Alderman Bob Cook said that when he launched the idea more than a year ago, it began as a small baseball and softball complex.
But it grew to the point that the baseball and softball fields would cost about $2.5 million, and an additional $1 million would be spent on tennis courts, disc golf, hiking trails and street improvements for roads that would lead there. A conceptual plan was drawn up by Allgeier Martin and Associates in Joplin and presented to members of the board Tuesday. No specific site was identified and no land was acquired for the project.
“The initial estimate was a little over a million dollars,” Cook said. “I think we went a little bit overboard.”
Funding for the $3.5 million complex was to come from a 34-cent increase in property taxes, raising it from 88.5 cents to $1.22.5 per $100 of assessed valuation. The would equate to an increase of $78 for the owner of a $120,000 house in Carl Junction, which City Administrator Steve Lawver said is the median value of homes in the community.
City officials were discussing language for the April ballot when they put the project on hold.
There are now five baseball fields in Carl Junction, said Lawver, but they are dated and flood every spring.
“We would replace that with a better facility in a more central location,” Lawver said. “Right now, you have to go through a residential area to get to it.”

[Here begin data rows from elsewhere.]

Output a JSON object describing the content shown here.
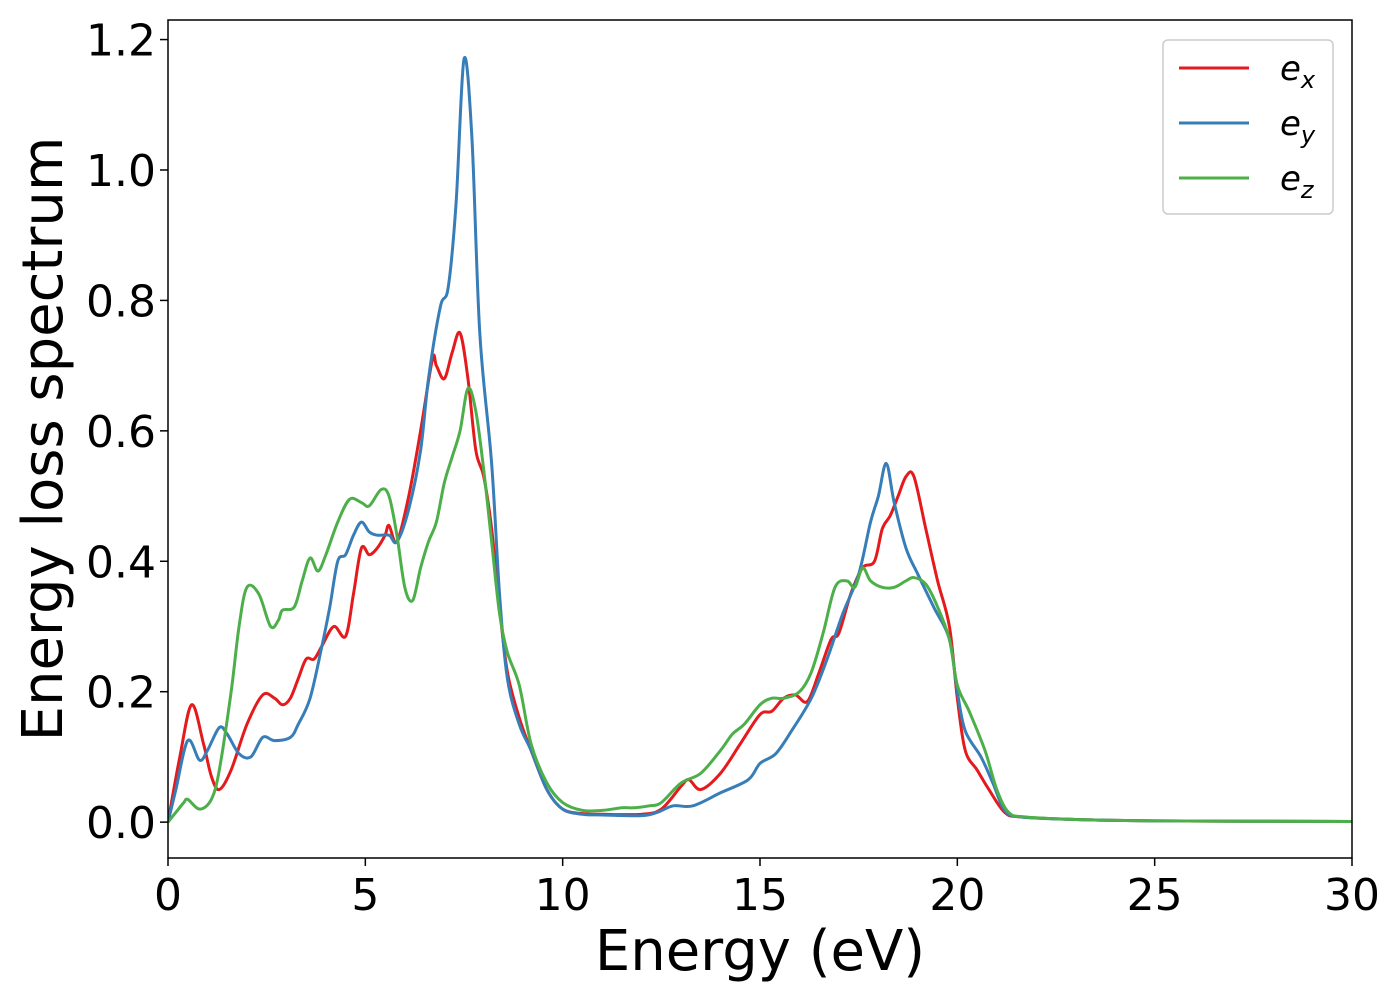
{
  "chart_data": {
    "type": "line",
    "xlabel": "Energy (eV)",
    "ylabel": "Energy loss spectrum",
    "xlim": [
      0,
      30
    ],
    "ylim": [
      -0.055,
      1.23
    ],
    "x_ticks": [
      0,
      5,
      10,
      15,
      20,
      25,
      30
    ],
    "y_ticks": [
      0.0,
      0.2,
      0.4,
      0.6,
      0.8,
      1.0,
      1.2
    ],
    "x_tick_labels": [
      "0",
      "5",
      "10",
      "15",
      "20",
      "25",
      "30"
    ],
    "y_tick_labels": [
      "0.0",
      "0.2",
      "0.4",
      "0.6",
      "0.8",
      "1.0",
      "1.2"
    ],
    "grid": false,
    "legend_position": "top-right",
    "series": [
      {
        "name": "e_x",
        "legend_base": "e",
        "legend_sub": "x",
        "color": "#e41a1c",
        "points": [
          [
            0,
            0
          ],
          [
            0.3,
            0.1
          ],
          [
            0.6,
            0.18
          ],
          [
            0.9,
            0.12
          ],
          [
            1.1,
            0.07
          ],
          [
            1.3,
            0.05
          ],
          [
            1.6,
            0.08
          ],
          [
            2.0,
            0.15
          ],
          [
            2.4,
            0.195
          ],
          [
            2.7,
            0.19
          ],
          [
            2.9,
            0.18
          ],
          [
            3.1,
            0.19
          ],
          [
            3.3,
            0.22
          ],
          [
            3.5,
            0.25
          ],
          [
            3.7,
            0.25
          ],
          [
            3.9,
            0.27
          ],
          [
            4.2,
            0.3
          ],
          [
            4.5,
            0.285
          ],
          [
            4.7,
            0.35
          ],
          [
            4.9,
            0.42
          ],
          [
            5.1,
            0.41
          ],
          [
            5.3,
            0.42
          ],
          [
            5.5,
            0.44
          ],
          [
            5.6,
            0.455
          ],
          [
            5.8,
            0.43
          ],
          [
            6.1,
            0.5
          ],
          [
            6.4,
            0.6
          ],
          [
            6.7,
            0.71
          ],
          [
            6.8,
            0.7
          ],
          [
            7.0,
            0.68
          ],
          [
            7.2,
            0.72
          ],
          [
            7.4,
            0.75
          ],
          [
            7.6,
            0.68
          ],
          [
            7.8,
            0.57
          ],
          [
            8.0,
            0.53
          ],
          [
            8.2,
            0.45
          ],
          [
            8.4,
            0.33
          ],
          [
            8.6,
            0.23
          ],
          [
            8.9,
            0.16
          ],
          [
            9.2,
            0.11
          ],
          [
            9.6,
            0.05
          ],
          [
            10.0,
            0.02
          ],
          [
            10.5,
            0.013
          ],
          [
            11.0,
            0.012
          ],
          [
            12.0,
            0.012
          ],
          [
            12.5,
            0.02
          ],
          [
            13.0,
            0.055
          ],
          [
            13.2,
            0.065
          ],
          [
            13.5,
            0.05
          ],
          [
            14.0,
            0.075
          ],
          [
            14.5,
            0.12
          ],
          [
            15.0,
            0.165
          ],
          [
            15.3,
            0.17
          ],
          [
            15.6,
            0.19
          ],
          [
            15.9,
            0.195
          ],
          [
            16.2,
            0.185
          ],
          [
            16.5,
            0.23
          ],
          [
            16.8,
            0.28
          ],
          [
            17.0,
            0.29
          ],
          [
            17.3,
            0.35
          ],
          [
            17.6,
            0.39
          ],
          [
            17.9,
            0.4
          ],
          [
            18.1,
            0.45
          ],
          [
            18.3,
            0.47
          ],
          [
            18.5,
            0.5
          ],
          [
            18.7,
            0.53
          ],
          [
            18.9,
            0.53
          ],
          [
            19.2,
            0.45
          ],
          [
            19.5,
            0.37
          ],
          [
            19.8,
            0.3
          ],
          [
            20.0,
            0.19
          ],
          [
            20.2,
            0.11
          ],
          [
            20.5,
            0.08
          ],
          [
            20.8,
            0.05
          ],
          [
            21.2,
            0.015
          ],
          [
            21.6,
            0.008
          ],
          [
            23,
            0.004
          ],
          [
            25,
            0.002
          ],
          [
            30,
            0.001
          ]
        ]
      },
      {
        "name": "e_y",
        "legend_base": "e",
        "legend_sub": "y",
        "color": "#377eb8",
        "points": [
          [
            0,
            0
          ],
          [
            0.2,
            0.05
          ],
          [
            0.5,
            0.125
          ],
          [
            0.8,
            0.095
          ],
          [
            1.0,
            0.11
          ],
          [
            1.3,
            0.145
          ],
          [
            1.5,
            0.135
          ],
          [
            1.8,
            0.105
          ],
          [
            2.1,
            0.1
          ],
          [
            2.4,
            0.13
          ],
          [
            2.7,
            0.125
          ],
          [
            3.1,
            0.13
          ],
          [
            3.3,
            0.15
          ],
          [
            3.6,
            0.19
          ],
          [
            3.9,
            0.27
          ],
          [
            4.1,
            0.33
          ],
          [
            4.3,
            0.4
          ],
          [
            4.5,
            0.41
          ],
          [
            4.7,
            0.44
          ],
          [
            4.9,
            0.46
          ],
          [
            5.1,
            0.445
          ],
          [
            5.3,
            0.44
          ],
          [
            5.6,
            0.44
          ],
          [
            5.8,
            0.43
          ],
          [
            6.1,
            0.48
          ],
          [
            6.4,
            0.57
          ],
          [
            6.6,
            0.68
          ],
          [
            6.9,
            0.79
          ],
          [
            7.1,
            0.82
          ],
          [
            7.3,
            0.95
          ],
          [
            7.5,
            1.17
          ],
          [
            7.7,
            1.05
          ],
          [
            7.9,
            0.75
          ],
          [
            8.2,
            0.55
          ],
          [
            8.4,
            0.35
          ],
          [
            8.6,
            0.22
          ],
          [
            8.9,
            0.15
          ],
          [
            9.2,
            0.11
          ],
          [
            9.6,
            0.05
          ],
          [
            10.0,
            0.02
          ],
          [
            10.5,
            0.012
          ],
          [
            11.0,
            0.011
          ],
          [
            12.0,
            0.01
          ],
          [
            12.4,
            0.015
          ],
          [
            12.8,
            0.025
          ],
          [
            13.3,
            0.025
          ],
          [
            14.0,
            0.045
          ],
          [
            14.7,
            0.065
          ],
          [
            15.0,
            0.09
          ],
          [
            15.4,
            0.105
          ],
          [
            15.8,
            0.14
          ],
          [
            16.3,
            0.19
          ],
          [
            16.7,
            0.25
          ],
          [
            17.1,
            0.32
          ],
          [
            17.5,
            0.38
          ],
          [
            17.8,
            0.46
          ],
          [
            18.0,
            0.5
          ],
          [
            18.2,
            0.55
          ],
          [
            18.4,
            0.49
          ],
          [
            18.7,
            0.42
          ],
          [
            19.0,
            0.38
          ],
          [
            19.4,
            0.33
          ],
          [
            19.8,
            0.28
          ],
          [
            20.0,
            0.2
          ],
          [
            20.2,
            0.14
          ],
          [
            20.6,
            0.1
          ],
          [
            20.9,
            0.06
          ],
          [
            21.2,
            0.018
          ],
          [
            21.6,
            0.008
          ],
          [
            23,
            0.004
          ],
          [
            25,
            0.002
          ],
          [
            30,
            0.001
          ]
        ]
      },
      {
        "name": "e_z",
        "legend_base": "e",
        "legend_sub": "z",
        "color": "#4daf4a",
        "points": [
          [
            0,
            0
          ],
          [
            0.2,
            0.015
          ],
          [
            0.4,
            0.03
          ],
          [
            0.5,
            0.035
          ],
          [
            0.8,
            0.02
          ],
          [
            1.1,
            0.035
          ],
          [
            1.3,
            0.08
          ],
          [
            1.6,
            0.2
          ],
          [
            1.8,
            0.3
          ],
          [
            2.0,
            0.36
          ],
          [
            2.3,
            0.35
          ],
          [
            2.6,
            0.3
          ],
          [
            2.8,
            0.31
          ],
          [
            2.9,
            0.325
          ],
          [
            3.2,
            0.33
          ],
          [
            3.4,
            0.37
          ],
          [
            3.6,
            0.405
          ],
          [
            3.8,
            0.385
          ],
          [
            4.0,
            0.41
          ],
          [
            4.3,
            0.46
          ],
          [
            4.6,
            0.495
          ],
          [
            4.9,
            0.49
          ],
          [
            5.1,
            0.485
          ],
          [
            5.4,
            0.51
          ],
          [
            5.6,
            0.5
          ],
          [
            5.8,
            0.44
          ],
          [
            6.0,
            0.36
          ],
          [
            6.2,
            0.34
          ],
          [
            6.4,
            0.39
          ],
          [
            6.6,
            0.43
          ],
          [
            6.8,
            0.46
          ],
          [
            7.0,
            0.52
          ],
          [
            7.2,
            0.56
          ],
          [
            7.4,
            0.6
          ],
          [
            7.6,
            0.665
          ],
          [
            7.8,
            0.63
          ],
          [
            8.0,
            0.54
          ],
          [
            8.2,
            0.43
          ],
          [
            8.4,
            0.32
          ],
          [
            8.6,
            0.26
          ],
          [
            8.9,
            0.21
          ],
          [
            9.2,
            0.12
          ],
          [
            9.6,
            0.06
          ],
          [
            10.0,
            0.03
          ],
          [
            10.5,
            0.018
          ],
          [
            11.0,
            0.018
          ],
          [
            11.5,
            0.022
          ],
          [
            11.8,
            0.022
          ],
          [
            12.2,
            0.025
          ],
          [
            12.5,
            0.03
          ],
          [
            13.0,
            0.06
          ],
          [
            13.5,
            0.075
          ],
          [
            14.0,
            0.11
          ],
          [
            14.3,
            0.135
          ],
          [
            14.6,
            0.15
          ],
          [
            15.0,
            0.18
          ],
          [
            15.3,
            0.19
          ],
          [
            15.6,
            0.19
          ],
          [
            16.0,
            0.2
          ],
          [
            16.3,
            0.23
          ],
          [
            16.6,
            0.29
          ],
          [
            16.9,
            0.36
          ],
          [
            17.2,
            0.37
          ],
          [
            17.4,
            0.36
          ],
          [
            17.6,
            0.39
          ],
          [
            17.8,
            0.37
          ],
          [
            18.1,
            0.36
          ],
          [
            18.4,
            0.36
          ],
          [
            18.7,
            0.37
          ],
          [
            18.9,
            0.375
          ],
          [
            19.2,
            0.365
          ],
          [
            19.5,
            0.33
          ],
          [
            19.8,
            0.28
          ],
          [
            20.0,
            0.21
          ],
          [
            20.3,
            0.17
          ],
          [
            20.7,
            0.11
          ],
          [
            21.0,
            0.05
          ],
          [
            21.3,
            0.015
          ],
          [
            21.7,
            0.008
          ],
          [
            23,
            0.004
          ],
          [
            25,
            0.002
          ],
          [
            30,
            0.001
          ]
        ]
      }
    ]
  }
}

The city also is looking at school district needs as it considers a complex.
Lawver said about three years ago, the school started a tennis team, but students have to go to Joplin for practice and tournaments because existing courts need to be replaced, and there are not enough of them.
Cook said Tuesday he’s “all for a complex, but added that the tax increase was too much to ask of voters.
“I, personally, think we ought to go back to our original thought: To start small,” Cook said. “We’re a small town. We can’t afford to hire more people to take care of the complex, which we’re gonna have to do.”
Alderman Tim Smith said Tuesday he was in agreement with Cook.
“I’m also worried about us going to the expense to put it on a ballet and not passing,” Smith said.
Alderman Mark Power said the city needs to take care of its existing infrastructure before it builds something for recreational activities.
“Our streets are getting horrible,” Power said. “And now we’re talking about putting in a $2.5 million ball park and letting our streets go to pot. That’s what really bothers me.”
Cook said “baby steps” should be taken to get a sports complex started, including a smaller proposed tax increase.
“(A sports complex) will build a town,” Cook said. “It will do that. But I think we went overboard to include so many facets.
“Maybe I’m killing my own dream,” he added.